Cet arrêt valide également le fameux « paquet neutre » sans logo de marque. La Cour estimant que « l’interdiction de tout message contribuant à promouvoir et inciter à la consommation de tabac est proportionnée et de nature à protéger les consommateurs ».

Si cette directive interdit les additifs aromatisants, elle intime également aux États membres d’interdire les additifs qui « augmentent l’effet de dépendance ». Problème : la directive mentionne que cette interdiction doit être prise « sur base de données scientifiques ». Est-ce à dire que de telles données scientifiques manqueraient ? En effet, on peut lire sur le site du SPF Santé publique : « On pense que les composés d’ammonium contribuent à créer une dépendance au tabac en améliorant l’absorption de la nicotine au niveau des poumons. Cependant les preuves existantes sur ce sujet sont contradictoires. » Une étude suisse sur mandat de l’Office fédéral de la Santé publique [1] précise « Des ajouts de bases comme le sel d’ammonium et l’urée représentent un danger particulièrement inquiétant car ces substances augmentent le pH de la fumée et peuvent ainsi libérer davantage de nicotine dans la phase particulaire de la fumée.[…] Une adjonction de 1 mg/g d’ammonium est vraisemblable, d’autant plus qu’on a constaté que la teneur en ammoniac baissait lors d’un stockage plus long des cigarettes. La comparaison entre des cigarettes achetées en Allemagne et en Suisse montre que la teneur en ammoniac dépend de la marque. » (page 10)

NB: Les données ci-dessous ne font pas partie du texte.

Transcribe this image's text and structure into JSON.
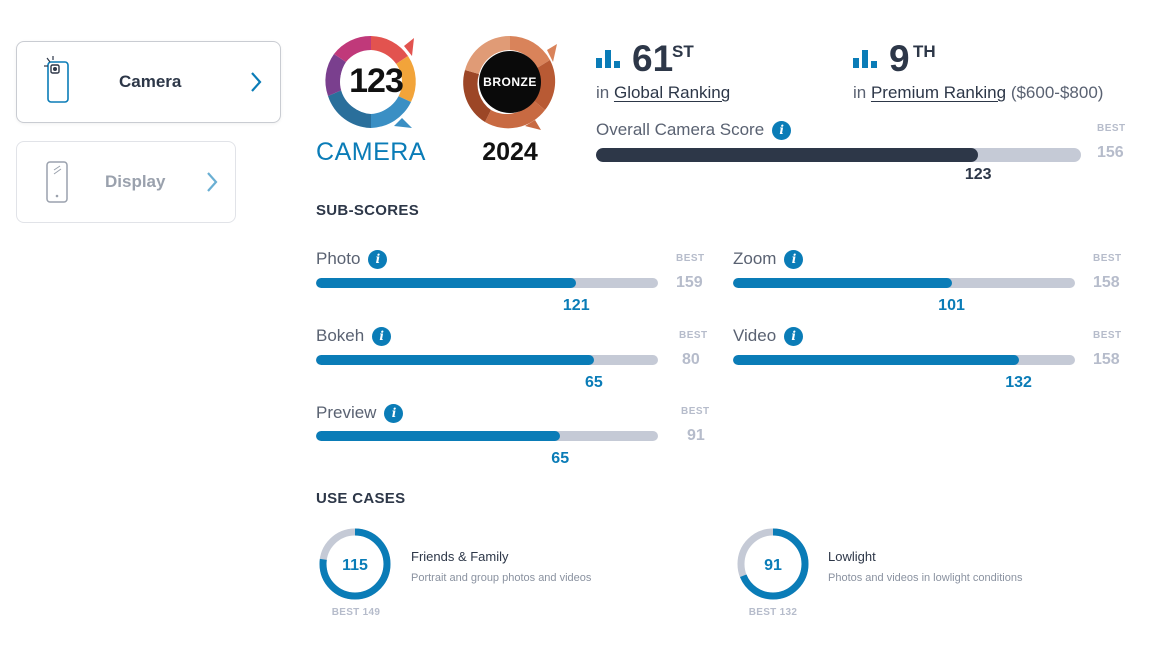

Dès lors, cela vaudrait certainement la peine de réaliser une étude indépendante à ce sujet ? Vraiment indépendante car les fabricants de tabac financent eux-mêmes des fondations et des scientifiques pour « entretenir le doute sur les effets du tabac ».

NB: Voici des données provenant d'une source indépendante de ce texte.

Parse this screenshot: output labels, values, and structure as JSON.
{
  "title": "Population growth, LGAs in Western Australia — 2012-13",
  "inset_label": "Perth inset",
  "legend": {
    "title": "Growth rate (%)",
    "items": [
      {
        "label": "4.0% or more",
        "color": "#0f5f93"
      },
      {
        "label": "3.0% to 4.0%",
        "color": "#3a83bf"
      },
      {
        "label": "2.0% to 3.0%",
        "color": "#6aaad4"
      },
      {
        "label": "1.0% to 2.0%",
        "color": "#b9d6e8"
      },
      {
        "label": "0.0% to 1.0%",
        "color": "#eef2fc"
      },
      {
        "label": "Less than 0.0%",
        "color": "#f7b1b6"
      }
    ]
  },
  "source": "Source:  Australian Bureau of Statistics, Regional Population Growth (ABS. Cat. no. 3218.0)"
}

Quant à l’imposition du paquet neutre sans logo pour les cigarettes et le tabac à rouler, Infor-Drogues est persuadé que ce serait bien plus efficace que les actuels avertissements et photos chocs. Le professeur de psychologie de la santé à l’UCL, Stephan Vandenbroucke, estime lui aussi que l’efficacité des appels à la peur n’est pas démontrée, cela donne juste l’impression que les autorités font quelque chose (journal parlé du 20 mai 2016 à partir de 7’50’’). Si Infor-Drogues s’oppose aux stratégies de prévention par la peur, c’est aussi parce que ces images et avertissements choquants augmentent l’angoisse de nombreux fumeurs. Or – et voilà le paradoxe –, la cigarette sert précisément très souvent à réduire l’angoisse…

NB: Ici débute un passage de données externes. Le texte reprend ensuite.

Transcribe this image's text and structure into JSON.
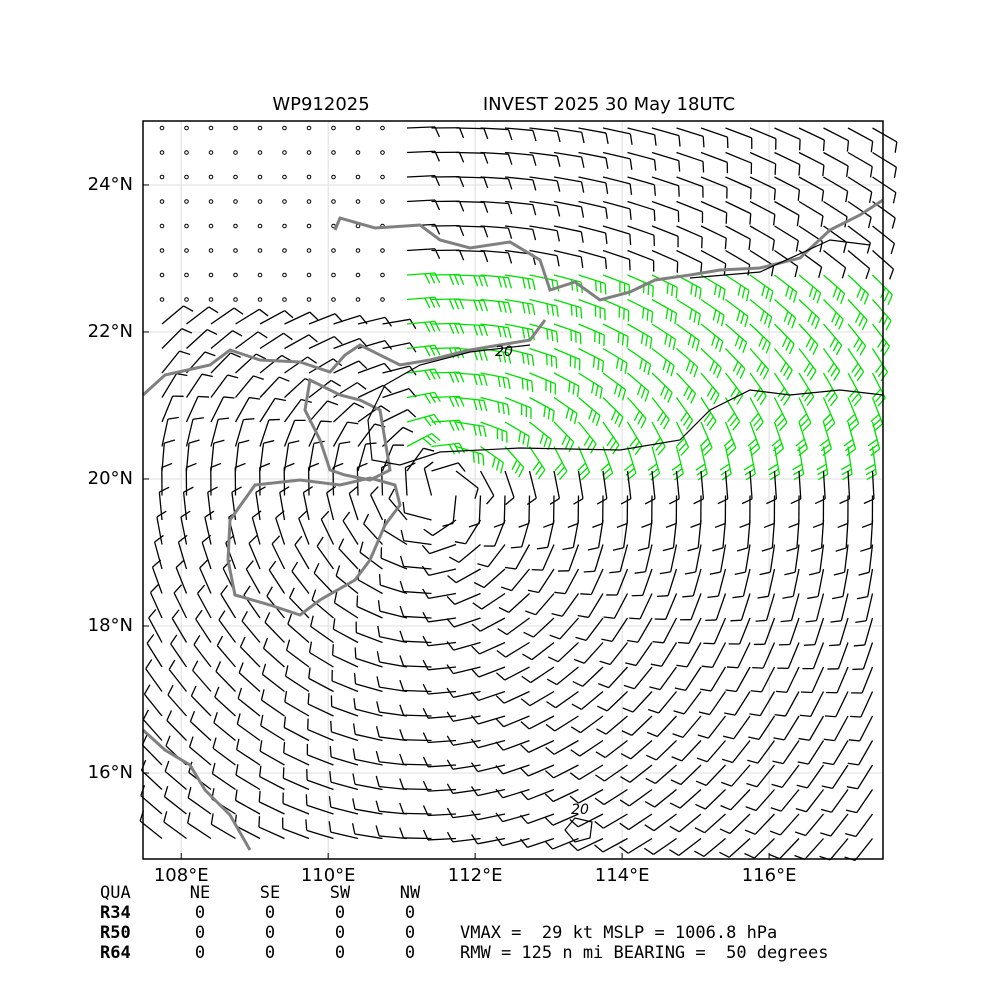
{
  "chart_data": {
    "type": "map",
    "title_left": "WP912025",
    "title": "INVEST 2025 30 May 18UTC",
    "xlim": [
      107.48,
      117.55
    ],
    "ylim": [
      14.83,
      24.87
    ],
    "xticks": [
      {
        "value": 108,
        "label": "108°E"
      },
      {
        "value": 110,
        "label": "110°E"
      },
      {
        "value": 112,
        "label": "112°E"
      },
      {
        "value": 114,
        "label": "114°E"
      },
      {
        "value": 116,
        "label": "116°E"
      }
    ],
    "yticks": [
      {
        "value": 16,
        "label": "16°N"
      },
      {
        "value": 18,
        "label": "18°N"
      },
      {
        "value": 20,
        "label": "20°N"
      },
      {
        "value": 22,
        "label": "22°N"
      },
      {
        "value": 24,
        "label": "24°N"
      }
    ],
    "grid": true,
    "contour_labels": [
      "20",
      "20"
    ]
  },
  "table": {
    "header": [
      "QUA",
      "NE",
      "SE",
      "SW",
      "NW"
    ],
    "rows": [
      [
        "R34",
        "0",
        "0",
        "0",
        "0"
      ],
      [
        "R50",
        "0",
        "0",
        "0",
        "0"
      ],
      [
        "R64",
        "0",
        "0",
        "0",
        "0"
      ]
    ]
  },
  "info": [
    "VMAX =  29 kt MSLP = 1006.8 hPa",
    "RMW = 125 n mi BEARING =  50 degrees"
  ]
}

Imposer le paquet neutre et financer une étude scientifique indépendante avant d’interdire les additifs ammoniaqués, voilà donc deux pistes très intéressantes dans lesquelles Madame De Block devrait s’engouffrer rapidement au vu de l’importante mortalité liée à la consommation du tabac.

 

[1] Analyse des additifs ajoutés aux cigarettes : résumé du rapport concernant le projet additifs du tabac. OFSP, 2005.